Couns. James Gordon and Leanne Piper were once considering a declaration motion to follow in the steps of Vancouver, Halifax, Edmunston and recently Kingston that had made declarations of their own.

The idea with the Gordon-Piper initiative was that an official declaration would be the next step in the city combatting climate change, and could have been coupled with a motion amending the city’s goal to achieve 100 per cent of its energy needs via renewable energy by 2050 to 2035.

In order to pass the 2035 initiative, they would have to undo the old target of 2050 set last May by council. In early May, Piper told GuelphToday that the new motion did not yet include a climate emergency declaration.

Up until then, councillors were engaged in what Guelph Politico’s Adam Donaldson identified as a “social media slap fight” between councillors that want an emergency declaration and those that want to continue to push for climate action with a declaration.

Mayor Cam Guthrie made his stance clear that he is against making an emergency declaration, saying instead in March that it is all “optics and politics”, calling it a move steeped in political motivations instead of practicality.


Against a declaration

Several councillors that could be in favour of declaring a climate emergency have told The Guelph Post or said publicly they would need to read and understand the language of a motion before jumping on board.

However, for those adamantly against such legislation, they have clearly defined where they sit on the issue. This includes Couns. Dan Gibson and Mark MacKinnon as the two most publicly vocal against it.

Gibson wrote in an opinion piece in the Guelph Mercury Tribune that “the focus still seems to remain on inserting partisan declarations into this file”, saying that a declaration “will only serve to erode our unified approach”.

The two-term Ward 1 councillor also said on Twitter recently that “the politics of declaring a climate emergency is quickly approaching it’s intended endpoint” in a retweet of federal parliament debate around declaring a national emergency.

Gibson said he supports the original 2050 plan because “it achieves unanimous council and community support. Our council needs to push back against being reduced to a platform for partisan federal politics in advance of the fall election.”

Ward 6’s councillor, MacKinnon, also wrote an opinion piece in the Mercury Tribune where he wrote he supported “rational, evidence-based decisions that are backed by science”.

“It is also abundantly clear to me that Guelph council should not jump on the feel-good bandwagon by declaring a ‘climate emergency’,” he added, touting several “environmentally-conscious policies”.

Guthrie, Gibson and MacKinnon may not be alone in being against a declaration that could interfere with the city’s work on the environment and politicize an issue that they consider to be non-political, but it is unclear as of now if there are others who believe the same on council.

For the sake of transparency, The Guelph Post has reached out to councillors that have not identified their views on social media, via a blog or in a media report.

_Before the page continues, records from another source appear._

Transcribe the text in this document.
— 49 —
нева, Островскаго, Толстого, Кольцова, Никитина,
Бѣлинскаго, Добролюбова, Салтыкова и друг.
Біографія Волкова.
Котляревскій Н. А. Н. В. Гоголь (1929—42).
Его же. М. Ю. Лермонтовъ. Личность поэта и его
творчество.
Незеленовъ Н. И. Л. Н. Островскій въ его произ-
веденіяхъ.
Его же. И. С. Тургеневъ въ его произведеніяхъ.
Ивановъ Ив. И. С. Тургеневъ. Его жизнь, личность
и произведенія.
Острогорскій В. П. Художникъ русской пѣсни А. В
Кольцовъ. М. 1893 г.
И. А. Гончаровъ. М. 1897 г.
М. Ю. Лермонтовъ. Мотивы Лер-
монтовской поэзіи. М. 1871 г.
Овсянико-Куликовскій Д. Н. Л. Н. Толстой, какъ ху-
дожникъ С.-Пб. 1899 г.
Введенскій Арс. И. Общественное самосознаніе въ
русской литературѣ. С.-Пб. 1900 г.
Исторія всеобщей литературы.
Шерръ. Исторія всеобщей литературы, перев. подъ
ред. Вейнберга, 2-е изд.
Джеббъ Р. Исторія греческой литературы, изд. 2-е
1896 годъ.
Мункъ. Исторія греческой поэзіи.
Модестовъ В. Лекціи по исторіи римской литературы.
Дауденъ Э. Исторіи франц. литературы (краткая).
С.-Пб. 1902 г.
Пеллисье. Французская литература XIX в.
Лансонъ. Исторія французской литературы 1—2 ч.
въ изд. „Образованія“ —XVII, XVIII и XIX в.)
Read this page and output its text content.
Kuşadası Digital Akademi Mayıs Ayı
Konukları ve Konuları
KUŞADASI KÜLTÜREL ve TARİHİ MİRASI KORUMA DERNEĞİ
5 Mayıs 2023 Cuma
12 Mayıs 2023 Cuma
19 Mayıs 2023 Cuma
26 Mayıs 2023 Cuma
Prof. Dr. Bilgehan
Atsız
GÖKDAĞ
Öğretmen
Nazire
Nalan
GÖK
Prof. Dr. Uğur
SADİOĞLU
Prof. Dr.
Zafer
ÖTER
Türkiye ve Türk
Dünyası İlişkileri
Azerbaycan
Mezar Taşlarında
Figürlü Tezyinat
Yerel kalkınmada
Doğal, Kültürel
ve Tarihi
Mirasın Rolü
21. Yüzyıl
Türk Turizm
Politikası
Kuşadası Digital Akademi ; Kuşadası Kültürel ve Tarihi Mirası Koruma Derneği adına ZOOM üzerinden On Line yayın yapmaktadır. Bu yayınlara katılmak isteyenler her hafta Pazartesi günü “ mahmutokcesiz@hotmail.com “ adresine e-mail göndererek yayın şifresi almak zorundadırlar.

“If the issue does come up, I look forward to listening to the pros and cons and making my decision at that time,” Downer told The Guelph Post, pointing out that there is currently no motion for a declaration on the agenda.

Ward 2’s Rodrigo Goller has not responded yet to The Post’s request for comment but did retweet MacKinnon’s article in the Guelph Mercury. He did not appear to make a statement of his own on Twitter.

Couns. Bob Bell, Mike Salisbury, Christine Billings and Dominique O’Rourke have yet to respond to inquires from The Post. However, virtually every member on council has supported most environment-related initiatives.


For a declaration

Couns. James Gordon and Leanne Piper were in favour of declaring a climate emergency, inspired by the recent declarations in other cities across Canada and their participaing in the National Climate Leadership Caucus. But it was only an idea that was floated, not confirmed.

There was some squabbling on Twitter between Gordon and Gibson over such a move. Gordon made the case that “one councillor cannot save the world, but hundreds nationwide collaborating on #climateemergency are already making a difference.”

As recently as Friday morning, Coun. Piper shared on her Facebook an article with the news that every Ontario ministry is now banned from talking about climate change, saying it is “the reason why municipalities should now talk about climate change more than ever before”.

Despite their initiative, Gordon and Piper’s concept of a declaration has yet to make it into a formal council process where it is approved. It may return in the future, but for now it is not under consideration.

Adam Donaldson wrote in his weekly GuelphToday column Market Squared that “if there’s a debate to be had, then let’s have it! Let’s put the motion on the floor and discuss its merits, and if there is no motion, let’s move on.”

It is unclear as of now if the idea of a declaration will return to council and if it would pass. The Guelph Post is attempting to examine the possibilities but the divisiveness of the issue could silence those that want to bring it forward, for now.